In this episode of the Addiction Practice Pod, Dr. Marcus Greatheart and David Ball talk with family nurse practitioner Tracey Day about how to effectively communicate with a patient about UDT and build a care plan collaboratively. We also hear from peer navigator and clinical care advocate Reija Jean, on the impact of negative UDT experiences, and how care providers can build respectful and safe therapeutic relationships.
Learning Objectives

  1. Identify when it is appropriate to utilize urine drug testing (UDT) in patient care.
  2. Effectively communicate with a patient about the purpose of UDT and how it will be used to inform decisions about treatment.
  3. Describe how care plans may be adjusted based on unexpected UDT results.
  4. Identify strategies to incorporate patient-centered care in UDT.

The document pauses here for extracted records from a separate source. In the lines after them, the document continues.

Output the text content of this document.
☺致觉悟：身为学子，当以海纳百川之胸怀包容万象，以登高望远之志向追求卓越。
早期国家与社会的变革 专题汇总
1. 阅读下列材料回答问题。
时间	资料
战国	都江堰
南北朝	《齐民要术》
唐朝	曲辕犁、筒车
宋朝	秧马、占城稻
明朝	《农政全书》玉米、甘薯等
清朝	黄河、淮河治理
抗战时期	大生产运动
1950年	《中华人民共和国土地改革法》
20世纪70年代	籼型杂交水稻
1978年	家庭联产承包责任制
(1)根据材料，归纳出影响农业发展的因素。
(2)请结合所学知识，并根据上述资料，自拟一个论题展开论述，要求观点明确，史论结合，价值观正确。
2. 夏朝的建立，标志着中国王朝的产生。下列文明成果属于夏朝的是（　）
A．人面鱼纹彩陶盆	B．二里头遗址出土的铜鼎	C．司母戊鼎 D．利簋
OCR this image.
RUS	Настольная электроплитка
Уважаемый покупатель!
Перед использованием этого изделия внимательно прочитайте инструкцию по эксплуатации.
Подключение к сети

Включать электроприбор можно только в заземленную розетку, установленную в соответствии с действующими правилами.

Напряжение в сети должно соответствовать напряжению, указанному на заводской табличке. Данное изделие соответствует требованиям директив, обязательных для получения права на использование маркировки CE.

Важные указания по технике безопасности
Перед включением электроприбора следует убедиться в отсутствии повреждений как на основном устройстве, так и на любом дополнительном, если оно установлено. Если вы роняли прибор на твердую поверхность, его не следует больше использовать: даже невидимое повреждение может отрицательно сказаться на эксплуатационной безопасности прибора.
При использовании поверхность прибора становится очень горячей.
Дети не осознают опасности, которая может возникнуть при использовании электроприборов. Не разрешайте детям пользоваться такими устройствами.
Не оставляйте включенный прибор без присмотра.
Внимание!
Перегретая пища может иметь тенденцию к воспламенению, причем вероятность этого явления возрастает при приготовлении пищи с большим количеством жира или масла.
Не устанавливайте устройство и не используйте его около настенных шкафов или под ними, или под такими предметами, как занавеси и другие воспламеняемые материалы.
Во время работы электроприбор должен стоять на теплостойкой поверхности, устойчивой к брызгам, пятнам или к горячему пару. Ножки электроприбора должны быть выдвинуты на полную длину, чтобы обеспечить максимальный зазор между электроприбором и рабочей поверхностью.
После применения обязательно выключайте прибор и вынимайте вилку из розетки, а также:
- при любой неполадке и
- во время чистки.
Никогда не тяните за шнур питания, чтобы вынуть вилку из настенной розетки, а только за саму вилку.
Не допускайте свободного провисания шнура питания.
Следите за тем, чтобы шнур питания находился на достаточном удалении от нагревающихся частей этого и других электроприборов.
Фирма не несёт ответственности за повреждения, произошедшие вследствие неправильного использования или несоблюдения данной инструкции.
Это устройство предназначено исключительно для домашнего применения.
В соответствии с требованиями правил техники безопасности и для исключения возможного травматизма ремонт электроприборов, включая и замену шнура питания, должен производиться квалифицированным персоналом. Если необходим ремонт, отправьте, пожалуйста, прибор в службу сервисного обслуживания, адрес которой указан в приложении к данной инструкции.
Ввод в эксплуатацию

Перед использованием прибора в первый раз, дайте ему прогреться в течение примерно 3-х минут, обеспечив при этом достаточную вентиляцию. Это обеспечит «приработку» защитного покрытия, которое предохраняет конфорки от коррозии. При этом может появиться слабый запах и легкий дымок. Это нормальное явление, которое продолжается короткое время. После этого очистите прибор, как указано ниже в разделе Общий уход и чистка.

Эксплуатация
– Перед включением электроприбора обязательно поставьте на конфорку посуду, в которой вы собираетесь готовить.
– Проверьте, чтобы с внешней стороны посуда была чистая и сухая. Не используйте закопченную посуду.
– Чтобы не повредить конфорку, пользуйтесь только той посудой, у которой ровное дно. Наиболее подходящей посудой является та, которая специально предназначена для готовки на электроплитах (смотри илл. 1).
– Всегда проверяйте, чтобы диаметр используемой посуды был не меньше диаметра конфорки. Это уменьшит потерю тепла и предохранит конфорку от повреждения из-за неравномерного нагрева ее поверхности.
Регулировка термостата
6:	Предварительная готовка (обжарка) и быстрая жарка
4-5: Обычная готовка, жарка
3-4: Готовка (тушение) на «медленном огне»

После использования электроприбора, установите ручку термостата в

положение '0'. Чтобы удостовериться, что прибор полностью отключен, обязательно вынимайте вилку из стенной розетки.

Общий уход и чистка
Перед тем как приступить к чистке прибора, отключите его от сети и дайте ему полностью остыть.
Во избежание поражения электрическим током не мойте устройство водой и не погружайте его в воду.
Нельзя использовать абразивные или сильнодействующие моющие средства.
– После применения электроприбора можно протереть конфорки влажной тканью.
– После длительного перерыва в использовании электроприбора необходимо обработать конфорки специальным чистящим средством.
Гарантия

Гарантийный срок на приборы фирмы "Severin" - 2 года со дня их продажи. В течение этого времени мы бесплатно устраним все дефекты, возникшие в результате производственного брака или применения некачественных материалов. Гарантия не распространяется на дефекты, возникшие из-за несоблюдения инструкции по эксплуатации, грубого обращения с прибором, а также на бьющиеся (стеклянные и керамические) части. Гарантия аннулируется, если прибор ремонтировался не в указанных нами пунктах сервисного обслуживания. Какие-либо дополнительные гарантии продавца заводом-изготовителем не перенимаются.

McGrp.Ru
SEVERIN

In this episode, you’ll hear:

  • 2:50 – Tracey Day – Clinical Director, Substance Use and Addictions at Carrier Sekani Family Services; Clinical Advisor, Ministry of Mental Health and Addictions and Overdose Emergency Response Centre
  • 13:49 – Reija Jean – Vice President, BC Association of People on Opiate Maintenance; Peer Navigator, BC Centre on Substance Use


Here’s what listeners can take away from this episode:

  1. A urine drug test should only be used when the result would change clinical management; however, it should not be the only factor considered when making treatment decisions. In the case of managing opioid agonist treatment (OAT), examples include confirming baseline opioid use, informing changes to treatment, or identifying substances a patient may not be aware they were exposed to.
  2. Clinicians should provide patient-centered care by being transparent with patients about the purposes of urine drug testing and discussing how results may impact care. Clear expectations should be set and treatment plans and any adjustments should be developed collaboratively with the patient.
  3. When unexpected urine drug test results occur, clinicians should discuss the results with their patient and determine how to adjust the treatment plan, prioritizing patient goals and safety. Punitive measures, such as discontinuing OAT due to a positive urine drug test for opioids or other substances, should not be taken.
  4. As a health care provider, it is important to recognize and acknowledge the power imbalances between a patient and provider, especially in the context of substance use care and urine drug testing. Care providers should actively work to create safer spaces for patients to receive care without judgement and stigma. This involves building trust over time through compassionate care and open communication.